HIPAA 5010 Transition – is a distinct “pilot” phase necessary?
HIPAA 5010 and ICD 10 are impacting the healthcare industry in an unprecedented way. The scale of the impact to systems and processes is such that there is no scope for debate on the need for upfront risk management strategies. However, I think the need for a distinct pilot phase as part of the risk mitigation strategy is debatable.
Healthcare EDI transactions involve loads of data, in a “many to many” interaction between trading partners. It is imperative that a small mismatch in the message format between trading partners or a small glitch in the claims processing rules can cause significant reduction in straight thru processing and its repercussions on loss of productivity and customer dissatisfaction. Due to lack of commitment and planning for a dedicated pilot phase, I have seen valid large value claims getting stuck in the chain of processes during the 4010 implementation – such incidents caused provider dissatisfaction and required backend updates to send the payment out after months of delay and follow up by the provider’s office. A distinct pilot phase between key trading partners will reduce the chances of such incidents on a large scale.
On the other hand, a distinct pilot phase requires significant investment. Key production systems will need to be replicated on a parallel pilot environment. This will require hardware, software and manpower investment. Additionally, the pilot phase will require equal amount of commitment from the trading partners – which might be difficult to guarantee in a “many to many” relationship.
So, a cost/benefit analysis should be carried out to determine the need for a distinct pilot phase. Experience with implementing the 4010A1 standards should be leveraged while making the call. There should be adequate focus on system and integration testing, if the decision to go without a distinct pilot phase is made.
Your thoughts and ideas on this topic are welcome!



Comments
From payer perspective, a pilot phase of execution is necessary with the current level of changes coming up in 5010. With this approach we have some issues to understand. Most of the current 4010 transactions are customized to a certain level between the payers and trading partners. With the NPI Mandate in 2005, POA mandates in 2008, payers adopted more specific implementation guides between various trading partners and payer to payer EDI transactions.

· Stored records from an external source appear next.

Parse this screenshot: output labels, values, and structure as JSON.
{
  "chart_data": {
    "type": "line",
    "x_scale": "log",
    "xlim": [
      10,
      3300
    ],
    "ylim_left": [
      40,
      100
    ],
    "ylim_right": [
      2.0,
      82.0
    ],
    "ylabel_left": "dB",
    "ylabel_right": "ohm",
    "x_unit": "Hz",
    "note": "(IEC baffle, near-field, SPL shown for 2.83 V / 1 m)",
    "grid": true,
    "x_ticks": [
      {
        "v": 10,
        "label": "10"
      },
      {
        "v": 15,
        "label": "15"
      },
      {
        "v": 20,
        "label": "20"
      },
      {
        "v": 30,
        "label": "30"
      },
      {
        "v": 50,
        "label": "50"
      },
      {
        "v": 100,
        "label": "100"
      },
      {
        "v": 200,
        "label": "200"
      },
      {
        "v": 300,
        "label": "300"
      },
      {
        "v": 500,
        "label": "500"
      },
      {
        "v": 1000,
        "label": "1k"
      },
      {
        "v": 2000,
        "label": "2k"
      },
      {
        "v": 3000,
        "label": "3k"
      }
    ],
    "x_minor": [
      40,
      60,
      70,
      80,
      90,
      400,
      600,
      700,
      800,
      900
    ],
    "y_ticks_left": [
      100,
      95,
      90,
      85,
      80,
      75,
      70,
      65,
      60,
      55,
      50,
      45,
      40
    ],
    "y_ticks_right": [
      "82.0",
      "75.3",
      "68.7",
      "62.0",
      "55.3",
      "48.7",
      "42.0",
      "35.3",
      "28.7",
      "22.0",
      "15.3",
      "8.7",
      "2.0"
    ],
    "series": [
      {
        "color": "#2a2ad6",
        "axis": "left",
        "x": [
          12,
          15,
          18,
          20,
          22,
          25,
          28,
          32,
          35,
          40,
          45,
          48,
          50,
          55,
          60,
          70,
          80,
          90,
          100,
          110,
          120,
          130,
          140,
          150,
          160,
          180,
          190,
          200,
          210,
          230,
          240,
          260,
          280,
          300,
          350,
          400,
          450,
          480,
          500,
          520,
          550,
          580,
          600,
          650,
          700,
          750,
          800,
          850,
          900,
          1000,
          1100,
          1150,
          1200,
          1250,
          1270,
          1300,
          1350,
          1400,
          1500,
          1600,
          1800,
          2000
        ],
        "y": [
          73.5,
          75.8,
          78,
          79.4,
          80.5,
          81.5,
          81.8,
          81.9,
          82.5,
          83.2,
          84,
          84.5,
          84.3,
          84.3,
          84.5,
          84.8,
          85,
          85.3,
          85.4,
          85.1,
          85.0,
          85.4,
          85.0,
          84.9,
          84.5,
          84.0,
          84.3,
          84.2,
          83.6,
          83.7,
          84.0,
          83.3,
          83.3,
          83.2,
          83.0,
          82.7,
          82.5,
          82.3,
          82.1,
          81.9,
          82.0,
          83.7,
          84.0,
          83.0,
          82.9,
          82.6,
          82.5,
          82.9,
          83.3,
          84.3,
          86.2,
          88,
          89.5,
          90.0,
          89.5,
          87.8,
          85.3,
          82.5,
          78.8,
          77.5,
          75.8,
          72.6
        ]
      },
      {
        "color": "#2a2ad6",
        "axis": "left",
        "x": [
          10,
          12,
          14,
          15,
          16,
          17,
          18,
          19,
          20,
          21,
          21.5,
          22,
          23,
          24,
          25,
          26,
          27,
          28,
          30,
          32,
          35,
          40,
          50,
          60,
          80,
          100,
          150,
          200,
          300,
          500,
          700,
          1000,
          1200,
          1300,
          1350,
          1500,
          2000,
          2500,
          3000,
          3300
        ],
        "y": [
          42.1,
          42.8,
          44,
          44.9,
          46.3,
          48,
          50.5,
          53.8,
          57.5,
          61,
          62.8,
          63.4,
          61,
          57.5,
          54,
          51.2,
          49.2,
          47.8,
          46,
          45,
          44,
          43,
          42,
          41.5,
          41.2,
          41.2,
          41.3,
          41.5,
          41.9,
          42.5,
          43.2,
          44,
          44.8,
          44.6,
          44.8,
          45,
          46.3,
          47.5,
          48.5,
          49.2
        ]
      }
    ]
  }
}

The problem lies how to execute this pilot phase by a payer with multiple trading partners and customized implementation guides and on multiple transactions. Even if we execute a pilot phase, covering all the business scenarios in the 5010 transactions is a challenge. There will be issues related to infrastructure upgrade, resource assignment for a period of 3-4 years (initial pilot phase and then continue same resources for next phases) and dual transaction standard acceptance. We all know the number of issues payers and providers have faced during the NPI mandate implementation and dual acceptance mode (the legacy provider number and NPI).
The most significant problem is, payers do not have an impact analysis readily available on the downstream applications (claims adjudication, payment, pricing) on changing/editing a particular field in EDIT transaction. A simple analysis of accepting a new value from EDI transaction and loading to downstream applications will need significant amount of SME time from different applications. For example during the POA mandate (Present On Admission), in order to research/analyze and write requirements related accepting POA, one of the major US healthcare company took around 8 person months of SME effort analyzing 20-25 different backend application . Not e that we have hundreds of changes in 5010 transactions and we have huge code inventory from multiple applications to analyze for the changes. As the 5010 changes vary from technical, business and functional a lot of effort needs to be spent on analysis by Business Analysts SMEs, DBAs, and other supporting Project management activities.
Various impact assessment studies over the 5010/ICD10 mandates have shown that payers and providers can see the business benefits over a period of next 10 years. There will be less business benefits in the first 2-3 years after the compliance date. So a through cost benefit analysis must be performed in executing the project as a pilot phase or attain full compliance.
Posted by: siva kumar Reddy Tunga | June 30, 2009 9:20 AM
From both Payer and Provider perspective, there should be an implementation of the 5010 so that there can be a sync and full benefits derived from it. The vending partners as well as the providers should be made compliant even for a pilot phase.
May be for just the pilot phase, a quick and dirty approach can be used wherein the changes can be plugged by using standard qualifiers.